Her name's Darlene, the waitress behind the counter.  Thank God there's a counter between us, something to lean on while I try to get a grip on being back in town.

--
I had a wish to make my life more than it was.  Has been.  yeah, that's me, not a has been, but I have been.  What does that even mean?  In a time frame.  That's it, life is supposed to pass you by on this linear, continual moment.  Perpetual.  You try and out run it, but it catches up to you, like Alice in Wonderland, the second time round.  You run so fast and never get anywhere, but then when you stand still, you're continually moving.  It's an entire mode of being, this pace.  It's not time, it's a speed.  The acceleration of this time isn't really time, it's a measurement of being.  We think that time is all knowing, that it watches us, it designates our lives, like Mussolini, making the trains run on time.  But instead we are run by our own desires, our own thoughts, our own whims.  I take a sip of coffee. 

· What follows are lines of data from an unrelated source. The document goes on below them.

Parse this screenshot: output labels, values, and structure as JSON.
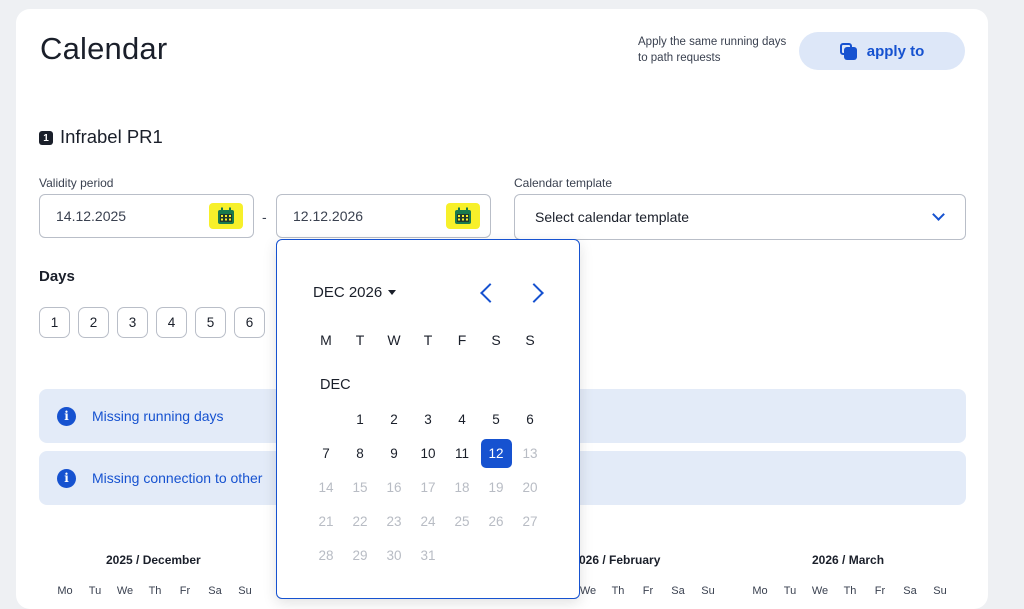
{
  "page": {
    "title": "Calendar"
  },
  "apply": {
    "note": "Apply the same running days to path requests",
    "button_label": "apply to",
    "icon": "copy-icon"
  },
  "path_request": {
    "badge": "1",
    "name": "Infrabel PR1"
  },
  "validity": {
    "label": "Validity period",
    "start": "14.12.2025",
    "separator": "-",
    "end": "12.12.2026",
    "icon": "calendar-icon",
    "highlight_color": "#f7f02a"
  },
  "template": {
    "label": "Calendar template",
    "placeholder": "Select calendar template"
  },
  "days": {
    "title": "Days",
    "items": [
      "1",
      "2",
      "3",
      "4",
      "5",
      "6"
    ]
  },
  "alerts": [
    {
      "icon": "info-icon",
      "text": "Missing running days"
    },
    {
      "icon": "info-icon",
      "text": "Missing connection to other"
    }
  ],
  "mini_calendars": [
    {
      "title": "2025 / December",
      "weekdays": [
        "Mo",
        "Tu",
        "We",
        "Th",
        "Fr",
        "Sa",
        "Su"
      ]
    },
    {
      "title": "026 / February",
      "weekdays": [
        "We",
        "Th",
        "Fr",
        "Sa",
        "Su"
      ]
    },
    {
      "title": "2026 / March",
      "weekdays": [
        "Mo",
        "Tu",
        "We",
        "Th",
        "Fr",
        "Sa",
        "Su"
      ]
    }
  ],
  "picker": {
    "month_label": "DEC 2026",
    "weekdays": [
      "M",
      "T",
      "W",
      "T",
      "F",
      "S",
      "S"
    ],
    "month_short": "DEC",
    "leading_blanks": 1,
    "days": [
      1,
      2,
      3,
      4,
      5,
      6,
      7,
      8,
      9,
      10,
      11,
      12,
      13,
      14,
      15,
      16,
      17,
      18,
      19,
      20,
      21,
      22,
      23,
      24,
      25,
      26,
      27,
      28,
      29,
      30,
      31
    ],
    "selected": 12,
    "last_enabled": 12
  },
  "colors": {
    "accent": "#1652d0",
    "alert_bg": "#e3ebf8",
    "button_bg": "#dde7f8"
  }
}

What if we don't have to play by time?  What if instead play by our desires, make time irrelevant, and instead just take the opportunities whenever they come - I know, people talking about timing in that.  Kairos, in the Greeks.  It was the moment that all things came together a certain way, balanced.  But it wasn't just time, it was momentum, it was situational, it was prioritized by what you were looking for.  The topic, the common ground.  A plateau even.  This place where you deal your deed, you do your thing, you have your moment of Zen - you get it all - all the information that was ever relevant came to you on this table-top, this chess board, this space of being -

I'm left with the momentary image of the importance of that moment of epiphany over my egg white omlette, the dawn that had been so brilliant out the window just a moment ago fading into a gray morning.  It's 7:30.  Time to work.